Die Jugendlichen sind wählerischer geworden.

Thomas Helm Chef Arbeitsagentur

Als Reaktion auf den Fachkräftemangel geht man bei Mohs ab Mai neue Wege. Die Firma schließt sich mit der ebenfalls in diesem Gewerk tätigen Thomas Lüke Bauschlosserei zusammen. „Diesen Schritt gehen wir, um die wenigen zur Verfügung stehenden Facharbeiter effektiver einsetzen zu können und für neue Mitarbeiter attraktiver zu werden“, sagt Felix Lüke. Er wird sich gemeinsam mit Wilhelm Mohs die Geschäftsführung der neuen Firma teilen.

Corona nur als i-Tüpfelchen

Zur Zeit hat das Unternehmen drei Auszubildende, zwei im Handwerk, eine junge Frau arbeitet im kaufmännischen Bereich. Es gebe Bedarf für zwei weitere Azubis. Der Mangel an qualifizierten Bewerbern bestehe jedoch nicht erst seit Corona, sagt Lüke. „Corona war da höchstens ein Tropfen auf dem heißen Stein“, so Lüke. Das Können der Auszubildenden entspreche oftmals nicht den Anforderungen. Das war schon vor der Pandemie mit dem Online-Unterricht so. Von fünf Azubis hätte es am Ende nur ein einziger zur Abschlussprüfung geschafft.
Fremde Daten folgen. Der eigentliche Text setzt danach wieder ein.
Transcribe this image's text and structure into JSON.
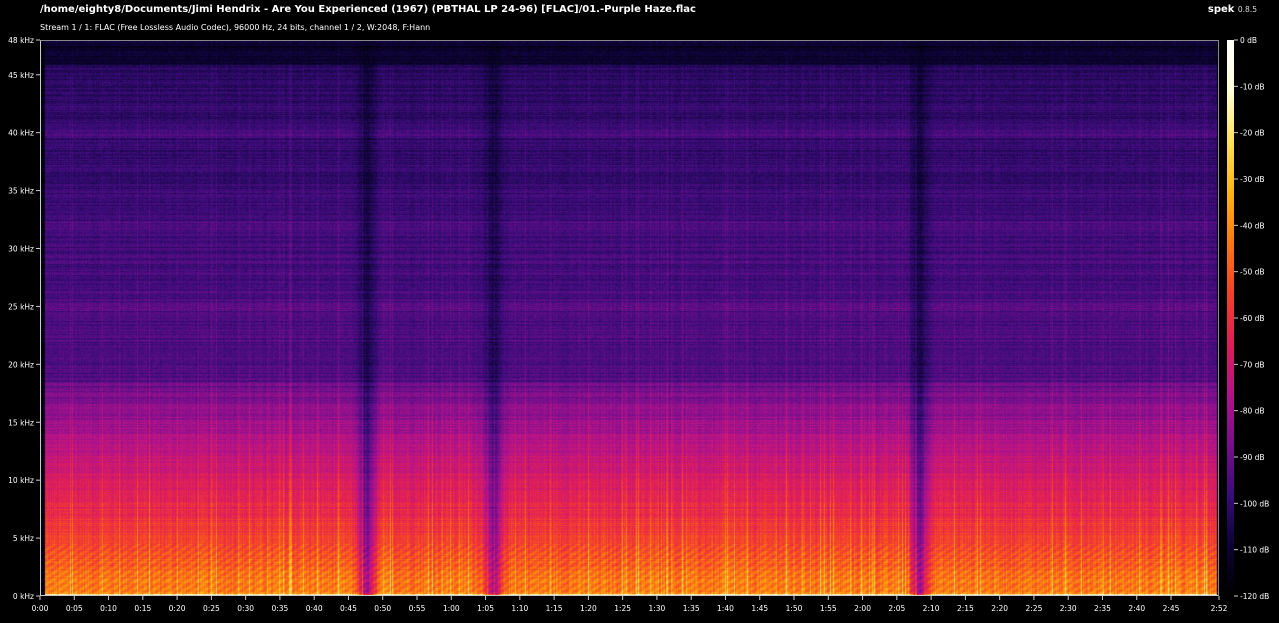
{
  "header": {
    "file_path": "/home/eighty8/Documents/Jimi Hendrix - Are You Experienced (1967) (PBTHAL LP 24-96) [FLAC]/01.-Purple Haze.flac",
    "stream_info": "Stream 1 / 1: FLAC (Free Lossless Audio Codec), 96000 Hz, 24 bits, channel 1 / 2, W:2048, F:Hann",
    "app_name": "spek",
    "app_version": "0.8.5"
  },
  "chart_data": {
    "type": "heatmap",
    "x_axis": {
      "unit": "seconds",
      "range": [
        0,
        172
      ],
      "tick_labels": [
        "0:00",
        "0:05",
        "0:10",
        "0:15",
        "0:20",
        "0:25",
        "0:30",
        "0:35",
        "0:40",
        "0:45",
        "0:50",
        "0:55",
        "1:00",
        "1:05",
        "1:10",
        "1:15",
        "1:20",
        "1:25",
        "1:30",
        "1:35",
        "1:40",
        "1:45",
        "1:50",
        "1:55",
        "2:00",
        "2:05",
        "2:10",
        "2:15",
        "2:20",
        "2:25",
        "2:30",
        "2:35",
        "2:40",
        "2:45",
        "2:52"
      ],
      "tick_values": [
        0,
        5,
        10,
        15,
        20,
        25,
        30,
        35,
        40,
        45,
        50,
        55,
        60,
        65,
        70,
        75,
        80,
        85,
        90,
        95,
        100,
        105,
        110,
        115,
        120,
        125,
        130,
        135,
        140,
        145,
        150,
        155,
        160,
        165,
        172
      ]
    },
    "y_axis": {
      "unit": "kHz",
      "range": [
        0,
        48
      ],
      "tick_labels": [
        "0 kHz",
        "5 kHz",
        "10 kHz",
        "15 kHz",
        "20 kHz",
        "25 kHz",
        "30 kHz",
        "35 kHz",
        "40 kHz",
        "45 kHz",
        "48 kHz"
      ],
      "tick_values": [
        0,
        5,
        10,
        15,
        20,
        25,
        30,
        35,
        40,
        45,
        48
      ]
    },
    "color_scale": {
      "unit": "dB",
      "range": [
        -120,
        0
      ],
      "tick_labels": [
        "0 dB",
        "-10 dB",
        "-20 dB",
        "-30 dB",
        "-40 dB",
        "-50 dB",
        "-60 dB",
        "-70 dB",
        "-80 dB",
        "-90 dB",
        "-100 dB",
        "-110 dB",
        "-120 dB"
      ],
      "tick_values": [
        0,
        -10,
        -20,
        -30,
        -40,
        -50,
        -60,
        -70,
        -80,
        -90,
        -100,
        -110,
        -120
      ],
      "colors": [
        "#000000",
        "#0d0437",
        "#3b0c7a",
        "#7a0f8c",
        "#b4138a",
        "#e01e5a",
        "#f5412a",
        "#fb7a12",
        "#fdb515",
        "#fde25a",
        "#ffffd8",
        "#ffffff"
      ]
    },
    "features": {
      "lowpass_cutoff_khz": 18.5,
      "rolloff_end_khz": 46,
      "faint_band_khz": [
        25,
        32,
        40
      ],
      "quiet_dips_seconds": [
        47.5,
        66,
        128
      ]
    }
  }
}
Außerdem hätten viele junge Menschen keine Lust auf eine Ausbildung. „Es fehlt die Bereitschaft, mal eine Woche für ein Praktikum zu opfern und was spannendes Neues auszuprobieren“, sagt Mohs. Auch während der Ausbildung fehlte vielen Engagement und Disziplin. Einige Azubis kämen zu spät, andere kämen gar nicht – ohne sich abzumelden. Die Ansprüche der Jugend hätten sich verändert.

Jugendliche haben sich verändert

Das sieht auch Arbeitsagentur-Chef Helm. „Die Jugendlichen sind wählerischer geworden.“ Die meisten jungen Menschen ziehen eine Ausbildung nicht erst in Erwägung. Daran trügen die Jugendlichen keine Schuld, vielmehr müsse sich die Berufsorientierung an den Schulen verbessern. „Im Gymnasium werden die Schüler aufs Studium getrimmt“, sagt Helm. Die Ausbildung sei nur selten Thema.

Wir laufen in einen gigantischen Facharbeitermangel auf allen Ebenen.

Wilhelm Mohs Geschäftsführer Mohs GmbH

Im Handwerk ist der Fachkräftebedarf groß. „Wir können nach wie vor Leute gebrauchen, besonders im Bereich der energetischen Gebäudesanierung“, sagt Tobias Schmidt, Leiter der Ausbildungsberatung der Handwerkskammer in Dortmund. Eine warme Heizung im Winter wolle auch jeder haben. Die Lehrstellenbörse der Kammer sei nach wie vor gut gefüllt. 64 freie Ausbildungsplätze im Handwerk gebe es noch für dieses Jahr in Hamm. Viele Unternehmen stellen auch Studienabbrecher ein.

Jugendlichen doch noch für Ausbildung gewinnen

„Wir geben jetzt alle Gas, um die Jugendlichen nach den Abi-Prüfungen wieder einzufangen und so noch an der Bewerberschraube zu drehen“, sagt Helm. Vielleicht überdenke der ein oder andere ja seine Entscheidung, so die Hoffnung. Noch seien die Jugendlichen für den Ausbildungsmarkt 2022 nicht verloren.